When it comes to what is objective, key are the things or experiences we can share, where agreement can be sought, where interpretations can sometimes be tested, allowing Nature a determining role in our conversations and attempts at understanding. Can we speak fairly of laws of nature we can discover? Well maybe, but they are only as good as long as we find them holding good in different environments and different circumstances and in different times. We might speak more reasonably of patterns and regularities, and such is our objectivity, identifying such regularities and processes that seem to repeat and keep going whether we are present to observe them, or whether we have begun to exist or continue to exist to have experienced their activity. Such 'objectivity' allows us to think about and imagine times and places we have been unable to directly experience but can reason about and build on to understand a reality greater than ourselves, independent of ourselves, however grounded this is in ourselves, our experiences and our thoughts.

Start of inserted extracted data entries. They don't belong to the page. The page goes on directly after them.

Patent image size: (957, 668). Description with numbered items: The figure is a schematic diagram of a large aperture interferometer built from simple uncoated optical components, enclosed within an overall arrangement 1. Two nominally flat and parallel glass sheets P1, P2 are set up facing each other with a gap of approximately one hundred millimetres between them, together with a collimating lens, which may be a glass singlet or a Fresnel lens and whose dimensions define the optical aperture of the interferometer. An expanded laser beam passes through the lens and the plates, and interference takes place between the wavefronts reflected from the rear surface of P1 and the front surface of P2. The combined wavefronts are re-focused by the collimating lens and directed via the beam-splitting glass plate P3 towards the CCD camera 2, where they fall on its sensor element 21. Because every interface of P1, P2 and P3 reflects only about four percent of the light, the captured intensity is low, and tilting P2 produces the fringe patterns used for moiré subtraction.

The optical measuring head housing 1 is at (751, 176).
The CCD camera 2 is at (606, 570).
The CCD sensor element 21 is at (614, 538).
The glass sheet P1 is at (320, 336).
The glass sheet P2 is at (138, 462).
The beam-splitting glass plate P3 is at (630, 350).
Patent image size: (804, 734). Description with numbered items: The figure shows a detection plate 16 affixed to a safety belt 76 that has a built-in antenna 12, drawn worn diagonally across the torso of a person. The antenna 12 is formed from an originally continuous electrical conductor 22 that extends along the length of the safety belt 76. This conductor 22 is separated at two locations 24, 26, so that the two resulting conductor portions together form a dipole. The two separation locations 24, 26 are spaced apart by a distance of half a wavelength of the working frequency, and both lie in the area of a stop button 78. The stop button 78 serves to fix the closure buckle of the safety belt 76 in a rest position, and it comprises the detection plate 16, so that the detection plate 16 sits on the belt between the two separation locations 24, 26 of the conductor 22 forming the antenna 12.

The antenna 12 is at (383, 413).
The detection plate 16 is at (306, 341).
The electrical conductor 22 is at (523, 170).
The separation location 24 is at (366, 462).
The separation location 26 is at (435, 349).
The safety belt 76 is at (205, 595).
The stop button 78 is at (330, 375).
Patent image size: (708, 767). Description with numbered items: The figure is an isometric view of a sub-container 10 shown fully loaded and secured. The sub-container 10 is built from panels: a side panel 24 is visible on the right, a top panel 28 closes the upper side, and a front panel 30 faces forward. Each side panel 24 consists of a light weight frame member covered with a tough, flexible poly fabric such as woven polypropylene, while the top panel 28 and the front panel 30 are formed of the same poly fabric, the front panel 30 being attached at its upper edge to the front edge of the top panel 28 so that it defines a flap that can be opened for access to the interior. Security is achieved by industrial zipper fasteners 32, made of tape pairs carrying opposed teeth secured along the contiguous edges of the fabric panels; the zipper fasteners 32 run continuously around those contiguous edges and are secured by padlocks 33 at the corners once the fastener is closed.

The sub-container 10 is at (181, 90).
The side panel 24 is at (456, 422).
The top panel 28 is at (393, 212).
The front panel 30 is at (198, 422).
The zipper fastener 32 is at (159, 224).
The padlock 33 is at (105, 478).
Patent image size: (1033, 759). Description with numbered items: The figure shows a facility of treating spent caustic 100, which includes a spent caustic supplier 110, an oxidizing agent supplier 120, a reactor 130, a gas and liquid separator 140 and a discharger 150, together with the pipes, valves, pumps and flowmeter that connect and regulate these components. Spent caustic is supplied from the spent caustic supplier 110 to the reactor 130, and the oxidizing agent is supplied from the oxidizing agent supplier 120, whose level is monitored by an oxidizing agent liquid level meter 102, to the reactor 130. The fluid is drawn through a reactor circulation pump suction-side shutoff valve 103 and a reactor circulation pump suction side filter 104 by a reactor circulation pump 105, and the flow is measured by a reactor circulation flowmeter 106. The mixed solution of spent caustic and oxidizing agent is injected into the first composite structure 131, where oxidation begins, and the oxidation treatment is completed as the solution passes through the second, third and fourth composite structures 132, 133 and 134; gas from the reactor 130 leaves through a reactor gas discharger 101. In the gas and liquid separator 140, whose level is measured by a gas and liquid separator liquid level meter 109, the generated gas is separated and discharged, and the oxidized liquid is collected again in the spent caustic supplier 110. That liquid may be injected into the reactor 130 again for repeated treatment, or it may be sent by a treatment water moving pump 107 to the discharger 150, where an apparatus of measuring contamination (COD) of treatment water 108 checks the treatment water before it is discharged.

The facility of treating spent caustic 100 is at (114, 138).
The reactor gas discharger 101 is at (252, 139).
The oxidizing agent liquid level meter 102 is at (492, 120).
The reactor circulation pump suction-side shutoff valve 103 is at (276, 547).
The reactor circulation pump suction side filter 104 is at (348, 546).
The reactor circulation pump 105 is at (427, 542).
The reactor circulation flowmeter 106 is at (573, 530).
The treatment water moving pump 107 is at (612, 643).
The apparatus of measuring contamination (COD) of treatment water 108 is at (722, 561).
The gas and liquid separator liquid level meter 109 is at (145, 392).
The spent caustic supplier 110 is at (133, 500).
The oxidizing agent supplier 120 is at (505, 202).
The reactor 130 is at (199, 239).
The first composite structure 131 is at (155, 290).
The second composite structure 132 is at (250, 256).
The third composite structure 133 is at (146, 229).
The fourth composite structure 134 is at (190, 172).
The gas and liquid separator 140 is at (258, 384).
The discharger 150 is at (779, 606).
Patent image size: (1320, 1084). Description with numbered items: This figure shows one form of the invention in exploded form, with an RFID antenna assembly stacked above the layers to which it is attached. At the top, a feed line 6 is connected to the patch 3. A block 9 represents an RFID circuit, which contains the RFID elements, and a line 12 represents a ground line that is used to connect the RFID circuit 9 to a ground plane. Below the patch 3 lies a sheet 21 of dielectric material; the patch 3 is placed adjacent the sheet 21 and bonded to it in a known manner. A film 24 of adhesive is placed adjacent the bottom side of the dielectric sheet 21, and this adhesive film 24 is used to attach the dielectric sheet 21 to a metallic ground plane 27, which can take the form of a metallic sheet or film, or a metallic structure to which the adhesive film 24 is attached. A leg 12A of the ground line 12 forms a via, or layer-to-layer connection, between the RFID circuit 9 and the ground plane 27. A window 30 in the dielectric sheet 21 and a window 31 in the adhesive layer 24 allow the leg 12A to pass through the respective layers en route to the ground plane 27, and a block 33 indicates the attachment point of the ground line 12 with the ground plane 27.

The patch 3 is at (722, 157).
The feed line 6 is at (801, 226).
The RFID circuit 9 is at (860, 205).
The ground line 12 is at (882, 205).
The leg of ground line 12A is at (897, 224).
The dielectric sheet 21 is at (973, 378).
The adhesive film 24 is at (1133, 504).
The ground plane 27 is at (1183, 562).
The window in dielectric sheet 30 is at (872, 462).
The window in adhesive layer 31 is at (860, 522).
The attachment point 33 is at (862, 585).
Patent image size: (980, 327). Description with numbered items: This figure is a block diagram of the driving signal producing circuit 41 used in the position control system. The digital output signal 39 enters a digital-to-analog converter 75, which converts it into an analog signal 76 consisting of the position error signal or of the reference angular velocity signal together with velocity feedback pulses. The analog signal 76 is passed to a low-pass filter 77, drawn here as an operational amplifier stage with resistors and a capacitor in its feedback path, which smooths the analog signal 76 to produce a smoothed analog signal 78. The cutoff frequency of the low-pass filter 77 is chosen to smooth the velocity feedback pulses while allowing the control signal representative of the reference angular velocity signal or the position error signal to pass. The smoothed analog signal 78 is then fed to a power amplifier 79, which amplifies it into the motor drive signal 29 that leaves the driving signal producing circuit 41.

David Morey 2 22 August 2015

Seems rather important to consider what is real in terms of what is actual, what is real and possible, and what we can identify as impossible. Also to look at real patterns that need to be described in more than simple material terms, in terms of feelings, reactions, qualities, values, ideas or possibilities involved. Patterns, what is real, all need to be given a context of the level they manifest at. And, what is hard to see in objective terms is the unpatterned, the unique, the one off event, individuality, creativity, emergence, history, openness, contingency, etc.

David Morey 2 22 August 2015

The dualism of subject and object is discussed by Robert Pirsig with great insight in his less well known book Lila.